Quick Start Guide¶
This guide will walk you through basic installation and useage of CAMPAREE running a simulation on a simplified dataset consisting of a mouse genome truncated to about 6 million bases and two samples of reads that align there.
Installation¶
Make sure you have the following installed on your system:
- git
- python version 3.6
- Java 1.8
Pull the git repo for CAMPAREE and BEERS_UTILS the into a convenient location:
git clone git@github.com:itmat/CAMPAREE.git
git clone git@github.com:itmat/BEERS_UTILS.git
Create a Python virtual environment to install required Python libraries to:
cd CAMPAREE
python3 -m venv ./venv_beers
And activate the environment:
source ./venv_beers/bin/activate
Install required libraries:
pip install -r requirements.txt
Install BEERS package in your Python environment:
pip install -e .
Next, install the BEERS_UTILS package that CAMPAREE uses:
pip install -e ../BEERS_UTILS
Note that we currently require the use of the -e flag during these installs, otherwise CAMPAREE will not run successfully.
Baby Genome¶
The “baby genome” is a truncated version of mm10 consisting of segments of length at most 1 million bases chosen from chromosomes 1, 2, 3, X, Y, and MT.
Create an STAR index for alignment to the baby genome:
bin/create_star_index_for_baby_genome.sh
Perform Test Run¶
We are now ready to run CAMPAREE on a two small sample fastq files aligning to the baby genome.

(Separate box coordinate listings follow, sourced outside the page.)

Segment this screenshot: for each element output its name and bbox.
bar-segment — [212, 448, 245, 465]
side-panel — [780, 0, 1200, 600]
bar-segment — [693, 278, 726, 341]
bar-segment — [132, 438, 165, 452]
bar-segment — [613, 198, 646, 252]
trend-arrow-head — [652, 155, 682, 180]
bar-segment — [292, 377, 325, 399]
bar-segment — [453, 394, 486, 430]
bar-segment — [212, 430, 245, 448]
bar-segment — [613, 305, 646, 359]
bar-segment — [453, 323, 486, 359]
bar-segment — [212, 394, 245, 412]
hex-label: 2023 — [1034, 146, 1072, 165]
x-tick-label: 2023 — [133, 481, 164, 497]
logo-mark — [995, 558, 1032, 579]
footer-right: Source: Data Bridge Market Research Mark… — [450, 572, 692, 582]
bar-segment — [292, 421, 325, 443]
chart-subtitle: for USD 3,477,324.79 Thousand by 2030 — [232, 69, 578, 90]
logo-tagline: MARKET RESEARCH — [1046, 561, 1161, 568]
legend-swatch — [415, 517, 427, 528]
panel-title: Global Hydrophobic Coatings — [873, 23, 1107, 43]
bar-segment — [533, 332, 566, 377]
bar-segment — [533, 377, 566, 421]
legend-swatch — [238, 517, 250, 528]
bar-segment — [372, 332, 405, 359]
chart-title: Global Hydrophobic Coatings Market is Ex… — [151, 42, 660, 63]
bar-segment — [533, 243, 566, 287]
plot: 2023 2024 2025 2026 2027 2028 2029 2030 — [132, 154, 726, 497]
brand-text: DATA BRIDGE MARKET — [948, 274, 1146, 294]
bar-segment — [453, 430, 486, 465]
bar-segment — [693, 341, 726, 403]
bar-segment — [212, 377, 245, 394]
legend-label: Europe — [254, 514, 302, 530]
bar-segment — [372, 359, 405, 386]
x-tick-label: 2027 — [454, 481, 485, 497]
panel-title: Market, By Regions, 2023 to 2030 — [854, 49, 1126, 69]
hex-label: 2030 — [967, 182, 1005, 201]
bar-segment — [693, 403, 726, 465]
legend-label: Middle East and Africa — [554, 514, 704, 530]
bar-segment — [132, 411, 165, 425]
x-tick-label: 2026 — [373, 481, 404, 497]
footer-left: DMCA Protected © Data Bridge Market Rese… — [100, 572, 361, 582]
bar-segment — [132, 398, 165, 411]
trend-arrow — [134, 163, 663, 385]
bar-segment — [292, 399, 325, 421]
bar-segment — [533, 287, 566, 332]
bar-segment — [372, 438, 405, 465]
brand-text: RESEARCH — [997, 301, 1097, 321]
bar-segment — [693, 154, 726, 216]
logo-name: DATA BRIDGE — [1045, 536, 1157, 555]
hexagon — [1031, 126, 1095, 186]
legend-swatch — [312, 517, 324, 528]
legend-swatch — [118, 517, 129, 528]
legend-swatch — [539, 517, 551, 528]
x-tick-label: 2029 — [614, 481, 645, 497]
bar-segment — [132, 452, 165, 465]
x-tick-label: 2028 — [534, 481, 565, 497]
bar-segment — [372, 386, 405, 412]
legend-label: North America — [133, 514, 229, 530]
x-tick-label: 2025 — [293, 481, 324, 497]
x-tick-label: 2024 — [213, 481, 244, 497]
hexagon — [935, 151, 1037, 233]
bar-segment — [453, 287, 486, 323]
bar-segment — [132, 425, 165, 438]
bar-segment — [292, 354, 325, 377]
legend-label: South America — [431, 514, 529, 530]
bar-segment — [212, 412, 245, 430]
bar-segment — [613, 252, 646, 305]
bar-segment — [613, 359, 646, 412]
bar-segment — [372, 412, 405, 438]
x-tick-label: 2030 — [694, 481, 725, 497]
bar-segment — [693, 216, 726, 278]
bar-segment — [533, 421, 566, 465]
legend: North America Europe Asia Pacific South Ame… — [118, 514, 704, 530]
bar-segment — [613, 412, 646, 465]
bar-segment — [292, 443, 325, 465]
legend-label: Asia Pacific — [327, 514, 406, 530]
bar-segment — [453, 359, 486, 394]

If you have not aleady done so for installation, activate the python environment:
source ./venv_beers/bin/activate
The default config file for the baby genome has CAMPAREE run all operations serially on a single machine. To perform the test run with these defaults run:
bin/run_camparee.py -c config/baby.config.yaml -r 1
The argument -r 1 indicates that the run number is 1.
If you run this again, you must either remove the output directory test_data/results/run_1/ or specify a new run number.

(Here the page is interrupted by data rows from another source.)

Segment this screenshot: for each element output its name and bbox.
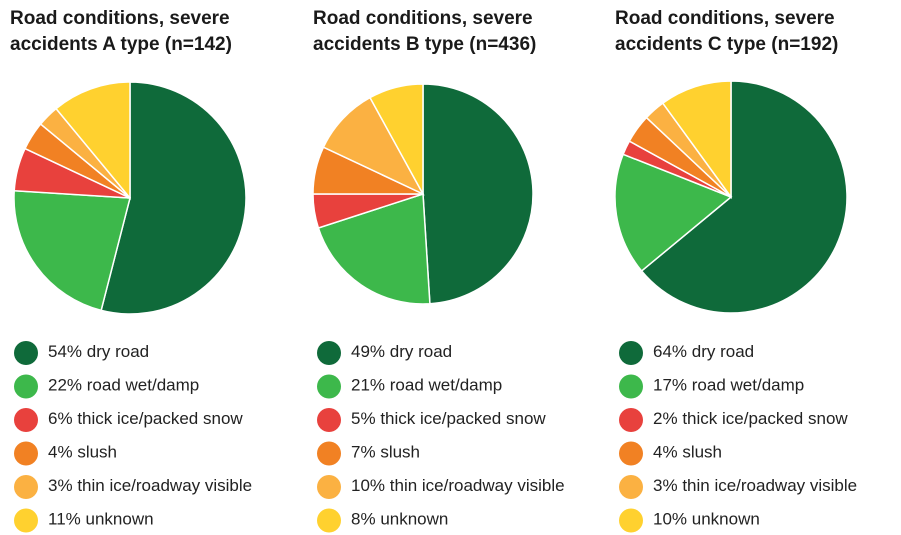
legend-value: 22% [48,376,82,395]
legend-swatch [317,508,341,533]
chart-title: Road conditions, severe [615,8,835,29]
legend-value: 4% [653,443,678,462]
legend-label: thick ice/packed snow [682,409,848,428]
pie-slice [368,83,424,195]
legend-swatch [317,475,341,499]
legend-swatch [317,441,341,466]
legend-swatch [619,374,643,399]
legend-swatch [14,408,38,432]
legend-swatch [619,508,643,533]
legend-entry: 17% road wet/damp [653,376,804,395]
legend-entry: 22% road wet/damp [48,376,199,395]
pie-slice [55,81,131,201]
legend-label: slush [380,443,420,462]
legend-value: 2% [653,409,678,428]
pie-slice [614,153,733,272]
legend-label: dry road [692,342,754,361]
legend-swatch [14,374,38,399]
legend-entry: 6% thick ice/packed snow [48,409,243,428]
pie-slice [640,80,848,314]
legend-value: 64% [653,342,687,361]
legend-swatch [619,475,643,499]
legend-swatch [14,341,38,365]
pie-slice [13,189,131,312]
legend-label: thick ice/packed snow [77,409,243,428]
legend-swatch [317,408,341,432]
legend-value: 7% [351,443,376,462]
chart-title: accidents A type (n=142) [10,34,232,55]
legend-label: thin ice/roadway visible [390,476,565,495]
legend-label: dry road [87,342,149,361]
legend-swatch [14,508,38,533]
pie-slice [661,80,732,200]
legend-swatch [619,441,643,466]
chart-title: Road conditions, severe [313,8,533,29]
legend-label: slush [77,443,117,462]
legend-swatch [317,341,341,365]
legend-entry: 4% slush [48,443,117,462]
legend-value: 21% [351,376,385,395]
legend-swatch [14,475,38,499]
legend-value: 11% [48,510,81,529]
legend-label: thick ice/packed snow [380,409,546,428]
legend-value: 54% [48,342,82,361]
chart-title: accidents C type (n=192) [615,34,838,55]
legend-label: unknown [86,510,154,529]
legend-entry: 3% thin ice/roadway visible [653,476,857,495]
legend-entry: 2% thick ice/packed snow [653,409,848,428]
legend-swatch [619,408,643,432]
legend-swatch [619,341,643,365]
legend-swatch [14,441,38,466]
legend-label: road wet/damp [692,376,804,395]
legend-entry: 3% thin ice/roadway visible [48,476,252,495]
pie-slice [100,81,247,315]
legend-entry: 11% unknown [48,510,154,529]
legend-value: 8% [351,510,376,529]
pie-slice [422,83,534,305]
legend-label: slush [682,443,722,462]
legend-entry: 8% unknown [351,510,448,529]
legend-label: thin ice/roadway visible [77,476,252,495]
pie-slice [317,192,431,305]
legend-entry: 54% dry road [48,342,149,361]
legend-entry: 10% unknown [653,510,760,529]
legend-value: 10% [351,476,385,495]
legend-entry: 5% thick ice/packed snow [351,409,546,428]
legend-entry: 7% slush [351,443,420,462]
legend-swatch [317,374,341,399]
legend-label: thin ice/roadway visible [682,476,857,495]
legend-value: 17% [653,376,687,395]
legend-label: dry road [390,342,452,361]
legend-label: road wet/damp [87,376,199,395]
legend-entry: 10% thin ice/roadway visible [351,476,565,495]
chart-title: accidents B type (n=436) [313,34,536,55]
chart-title: Road conditions, severe [10,8,230,29]
legend-entry: 64% dry road [653,342,754,361]
legend-value: 10% [653,510,687,529]
legend-value: 5% [351,409,376,428]
legend-label: unknown [380,510,448,529]
legend-entry: 4% slush [653,443,722,462]
legend-value: 3% [48,476,73,495]
legend-value: 49% [351,342,385,361]
legend-value: 3% [653,476,678,495]
legend-value: 4% [48,443,73,462]
legend-entry: 49% dry road [351,342,452,361]
legend-label: road wet/damp [390,376,502,395]
legend-value: 6% [48,409,73,428]
legend-label: unknown [692,510,760,529]
legend-entry: 21% road wet/damp [351,376,502,395]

It is also possible to test deployment to a cluster. For LSF clusters run:
bin/run_camparee.py -c config/baby.config.yaml -r 1 -m lsf
For SGE clusters run:
bin/run_camparee.py -c config/baby.config.yaml -r 1 -m sge
Check Results¶
When the run completes, output will be created in CAMPAREE/test_data/results/run_1/.
The final outputs will be in the text files test_data/results/run_1/CAMPAREE/data/sample1/molecule_file and test_data/results/run_1/CAMPAREE/data/sample2/molecule_file.
Each line (after the header line) corresponds to a sequence of a single molecule in a tab-separated format.
The default config file outputs 10000 molecules.